To find the maximum height to which the skateboarder rises above the end of the track, we can use the principles of projectile motion. Here's the step-by-step explanation on how to solve this problem:
1. Break down the initial velocity of the skateboarder into its horizontal and vertical components. The horizontal component (Vx) remains constant throughout the motion, while the vertical component (Vy) changes due to gravity.
Vx = V * cos(theta)
Vy = V * sin(theta)
In this case, the initial velocity (V) is given as 6.88 m/s, and the angle (theta) is given as 37.3°.
Vx = 6.88 m/s * cos(37.3°)
= 5.45 m/s
Vy = 6.88 m/s * sin(37.3°)
= 4.09 m/s
2. Determine the time it takes for the skateboarder to reach the highest point of their trajectory. We can use the vertical component of velocity and the acceleration due to gravity.

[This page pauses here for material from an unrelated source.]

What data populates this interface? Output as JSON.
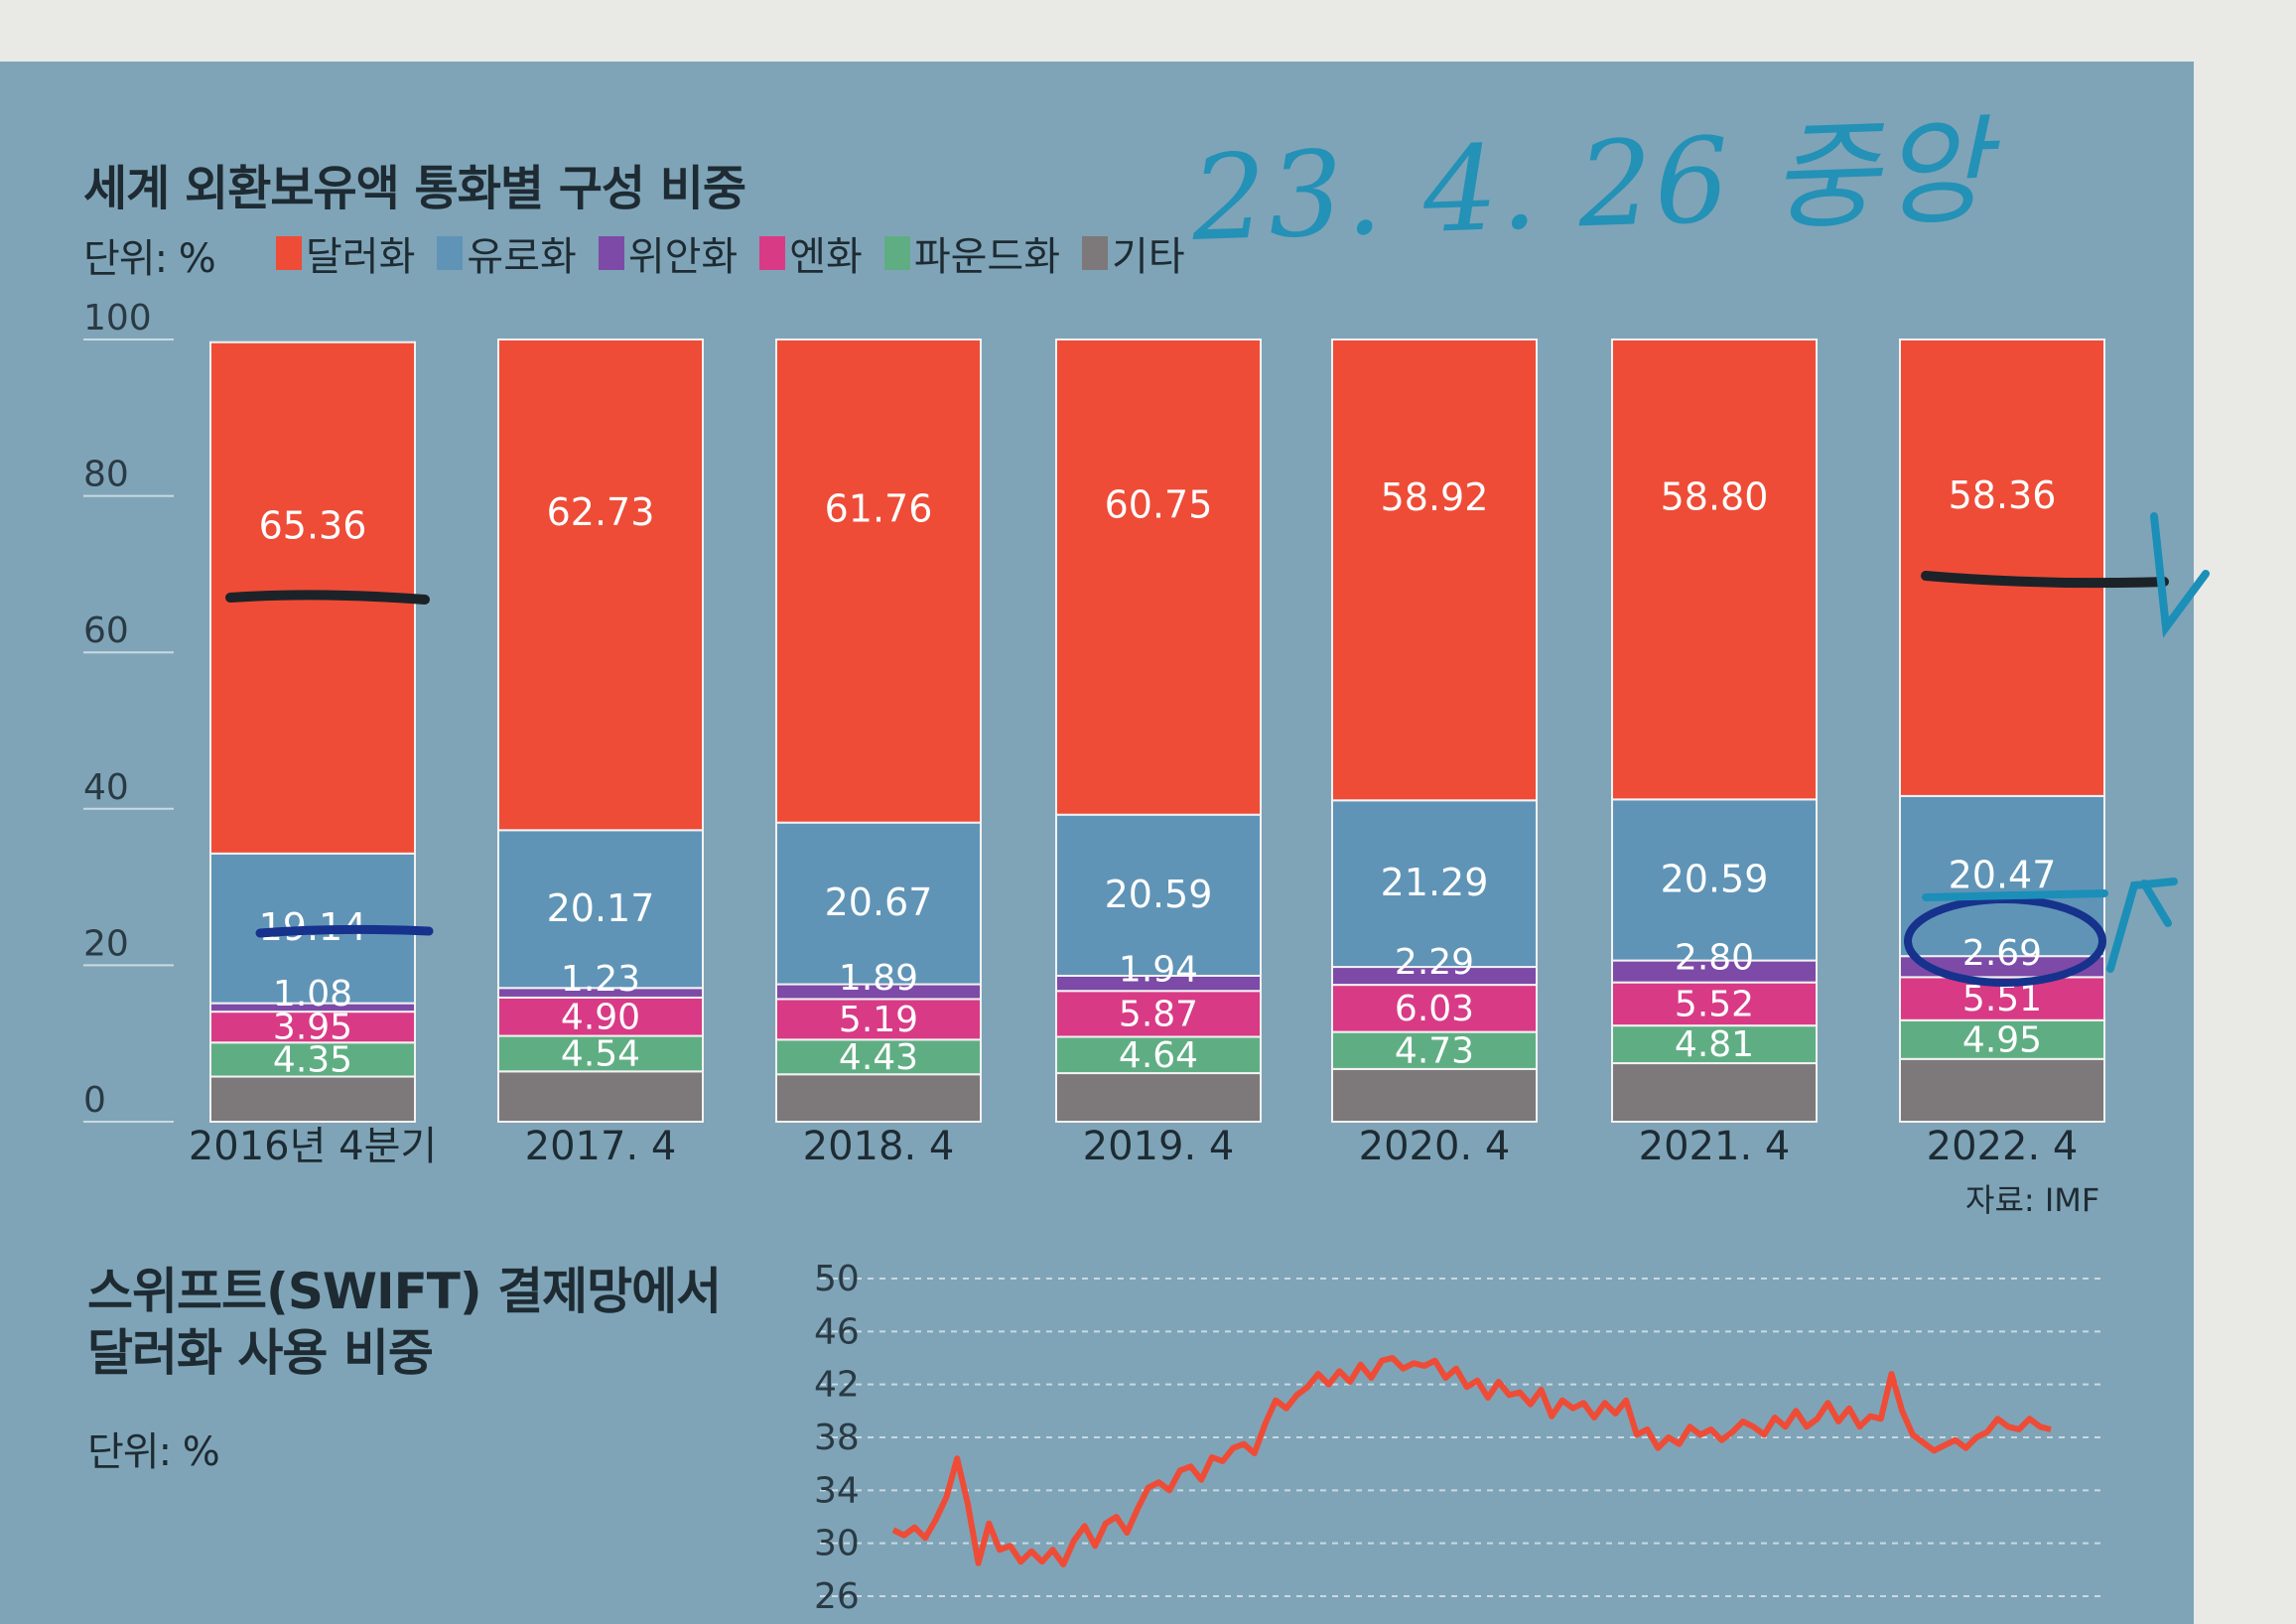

Use the equation: Vy = Vo + a*t
Where Vy is the final vertical velocity at the highest point (0 m/s), Vo is the initial vertical velocity (4.09 m/s), a is the acceleration due to gravity (-9.8 m/s^2), and t is the time.
0 = 4.09 m/s + (-9.8 m/s^2) * t
Solving for t gives:
t = 0.418 seconds
3. Calculate the maximum height (H) using the vertical component of velocity and the time.
Use the equation: H = Vy * t + (1/2) * a * t^2
Where H is the maximum height, Vy is the initial vertical velocity (4.09 m/s), t is the time (0.418 seconds), and a is the acceleration due to gravity (-9.8 m/s^2).
H = 4.09 m/s * 0.418 s + (1/2) * (-9.8 m/s^2) * (0.418 s)^2
Simplifying the equation gives:
H = 0.876 meters
Therefore, the maximum height to which the skateboarder rises above the end of the track is approximately 0.876 meters.